84. YESUS BERTEMU LAZARUS DI BETANIA   


21 Januari 1945

Suatu fajar musim panas yang sangat terang. Bukan fajar, tepatnya pagi hari, sebab matahari sudah di atas cakrawala dan terbit semakin dan semakin tinggi sembari tersenyum pada bumi yang menawan. Setiap batang berkilau-kilau dengan embun. Semua bintang malam kelihatannya telah berubah menjadi debu emas dan permata bagi semua batang dan semua dedaunan; bahkan bagi batu-batuan yang bertaburan di atas tanah, serpihan-serpihan silikon yang, basah oleh embun, tampak bagai bubuk intan atau debu emas.

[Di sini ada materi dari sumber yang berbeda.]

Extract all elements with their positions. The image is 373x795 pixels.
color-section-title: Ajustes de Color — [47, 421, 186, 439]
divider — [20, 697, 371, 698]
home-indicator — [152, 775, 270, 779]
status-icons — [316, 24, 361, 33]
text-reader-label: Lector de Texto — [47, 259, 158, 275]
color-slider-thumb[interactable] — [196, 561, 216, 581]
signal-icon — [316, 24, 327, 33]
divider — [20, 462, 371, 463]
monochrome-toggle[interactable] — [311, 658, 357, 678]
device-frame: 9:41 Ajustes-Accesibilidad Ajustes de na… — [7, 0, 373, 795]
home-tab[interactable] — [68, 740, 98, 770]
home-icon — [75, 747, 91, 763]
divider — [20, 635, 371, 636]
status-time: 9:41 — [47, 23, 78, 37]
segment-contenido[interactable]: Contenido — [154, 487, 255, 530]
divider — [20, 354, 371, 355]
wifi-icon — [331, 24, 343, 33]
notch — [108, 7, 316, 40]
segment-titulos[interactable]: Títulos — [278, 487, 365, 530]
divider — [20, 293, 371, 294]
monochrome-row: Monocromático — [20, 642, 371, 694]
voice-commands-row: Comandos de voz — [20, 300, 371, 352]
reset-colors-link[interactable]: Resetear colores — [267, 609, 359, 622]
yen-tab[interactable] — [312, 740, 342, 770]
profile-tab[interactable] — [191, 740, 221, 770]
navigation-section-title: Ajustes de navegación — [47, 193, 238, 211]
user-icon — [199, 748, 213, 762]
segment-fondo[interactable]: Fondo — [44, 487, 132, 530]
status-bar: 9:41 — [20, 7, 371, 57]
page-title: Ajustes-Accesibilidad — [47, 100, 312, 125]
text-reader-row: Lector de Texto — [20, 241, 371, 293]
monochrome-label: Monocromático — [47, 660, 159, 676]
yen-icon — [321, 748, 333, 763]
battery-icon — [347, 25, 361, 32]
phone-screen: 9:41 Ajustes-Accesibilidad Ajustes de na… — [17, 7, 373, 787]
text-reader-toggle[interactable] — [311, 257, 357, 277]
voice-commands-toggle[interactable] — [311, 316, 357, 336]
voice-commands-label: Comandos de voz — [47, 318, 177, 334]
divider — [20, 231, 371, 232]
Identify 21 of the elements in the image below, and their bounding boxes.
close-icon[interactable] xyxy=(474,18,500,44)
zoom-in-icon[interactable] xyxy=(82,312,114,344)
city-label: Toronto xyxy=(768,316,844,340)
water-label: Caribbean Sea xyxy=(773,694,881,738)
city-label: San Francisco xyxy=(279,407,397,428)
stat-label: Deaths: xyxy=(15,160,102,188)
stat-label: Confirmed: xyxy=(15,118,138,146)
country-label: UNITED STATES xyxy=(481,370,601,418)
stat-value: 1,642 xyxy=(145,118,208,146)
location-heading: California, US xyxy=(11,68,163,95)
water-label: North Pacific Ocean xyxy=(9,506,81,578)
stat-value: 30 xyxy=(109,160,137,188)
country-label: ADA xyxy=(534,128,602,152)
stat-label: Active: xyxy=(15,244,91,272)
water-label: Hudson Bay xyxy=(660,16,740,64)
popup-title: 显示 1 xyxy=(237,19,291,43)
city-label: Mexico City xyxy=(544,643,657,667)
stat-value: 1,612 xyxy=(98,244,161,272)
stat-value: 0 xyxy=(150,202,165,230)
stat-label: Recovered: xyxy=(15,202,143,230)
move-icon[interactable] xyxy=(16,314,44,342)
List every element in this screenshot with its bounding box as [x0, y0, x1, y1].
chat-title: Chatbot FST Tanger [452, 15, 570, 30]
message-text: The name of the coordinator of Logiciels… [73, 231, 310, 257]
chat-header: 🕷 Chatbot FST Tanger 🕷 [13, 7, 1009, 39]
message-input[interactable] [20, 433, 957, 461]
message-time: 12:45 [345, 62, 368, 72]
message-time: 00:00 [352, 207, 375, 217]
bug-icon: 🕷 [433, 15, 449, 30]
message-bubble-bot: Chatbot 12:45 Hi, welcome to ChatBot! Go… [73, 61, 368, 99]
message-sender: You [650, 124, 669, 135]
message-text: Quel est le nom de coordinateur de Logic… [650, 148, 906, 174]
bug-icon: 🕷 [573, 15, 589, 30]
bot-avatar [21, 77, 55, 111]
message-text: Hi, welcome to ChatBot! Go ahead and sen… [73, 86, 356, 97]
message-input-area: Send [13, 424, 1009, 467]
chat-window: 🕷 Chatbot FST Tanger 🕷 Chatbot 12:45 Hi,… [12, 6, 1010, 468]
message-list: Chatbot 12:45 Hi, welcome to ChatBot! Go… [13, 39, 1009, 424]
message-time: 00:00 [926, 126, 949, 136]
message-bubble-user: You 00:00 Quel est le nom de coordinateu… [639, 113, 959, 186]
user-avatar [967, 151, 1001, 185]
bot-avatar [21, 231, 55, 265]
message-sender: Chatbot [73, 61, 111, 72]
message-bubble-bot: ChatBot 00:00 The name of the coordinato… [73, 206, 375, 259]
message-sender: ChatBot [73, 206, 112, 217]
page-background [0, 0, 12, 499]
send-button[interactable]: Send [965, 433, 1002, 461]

Yesus dan Simon berjalan menyusuri sebuah jalan kecil yang terbentang dari jalan utama dengan suatu sudut yang runcing seperti huruf V. Mereka berjalan menuju kebun-kebun buah-buahan yang semarak dan ladang-ladang rami yang setinggi orang, hampir siap dipanen. Ladang-ladang lainnya, lebih jauh, hanya menunjukkan noktah-noktah besar merah menyala dari bunga-bunga poppy di antara tunggul-tunggul kuning.

"Kita sudah berada di tanah milik sahabatku. Dapat kau lihat, Guru, bahwa jaraknya sesuai dengan ketentuan Hukum. Aku tidak akan pernah berani membohongi Engkau. Di belakang kebun apel itu ada tembok kebun dan rumah. Aku mengajak Engkau melewati jalan pintas ini agar berada dalam mil yang ditentukan."

"Sahabatmu sangat kaya-raya!"

"Ya, sangat. Tapi dia tidak bahagia. Dia memiliki properti juga di tempat lain."

"Apakah dia seorang Farisi?"

"Ayahnya bukan. Dia ... sangat taat. Aku katakan kepada-Mu: seorang Israel sejati."

Mereka berjalan sedikit lebih jauh. Ada sebuah tembok tinggi, dan di baliknya, pepohonan dan pepohonan, dengan rumah yang muncul di antaranya. Ada tanjakan tanah di sini, yang, bagaimanapun, tidak memungkinkan orang untuk melihat kebun, yang sangat indah hingga kita dapat menyebutnya taman.

Mereka pergi mengitari tikungan. Temboknya sama tinggi dan dari atasnya terjulur lilitan ranting-ranting mawar dan melati yang harum baunya, sungguh indah dalam daun-daun mahkotanya yang berteteskan embun. Ada sebuah gerbang besi tempa yang berat. Simon mengetuk dengan pengetuk perunggu yang berat.

"Masih terlalu pagi untuk berkunjung, Simon," kata Yesus.

"Oh! Sahabatku bangun saat matahari terbit, sebab dia mendapatkan penghiburan hanya dari kebunnya atau dari buku-buku. Malam hari merupakan siksaan baginya. Mohon jangan tunda lebih lama untuk memberikan sukacita-Mu padanya."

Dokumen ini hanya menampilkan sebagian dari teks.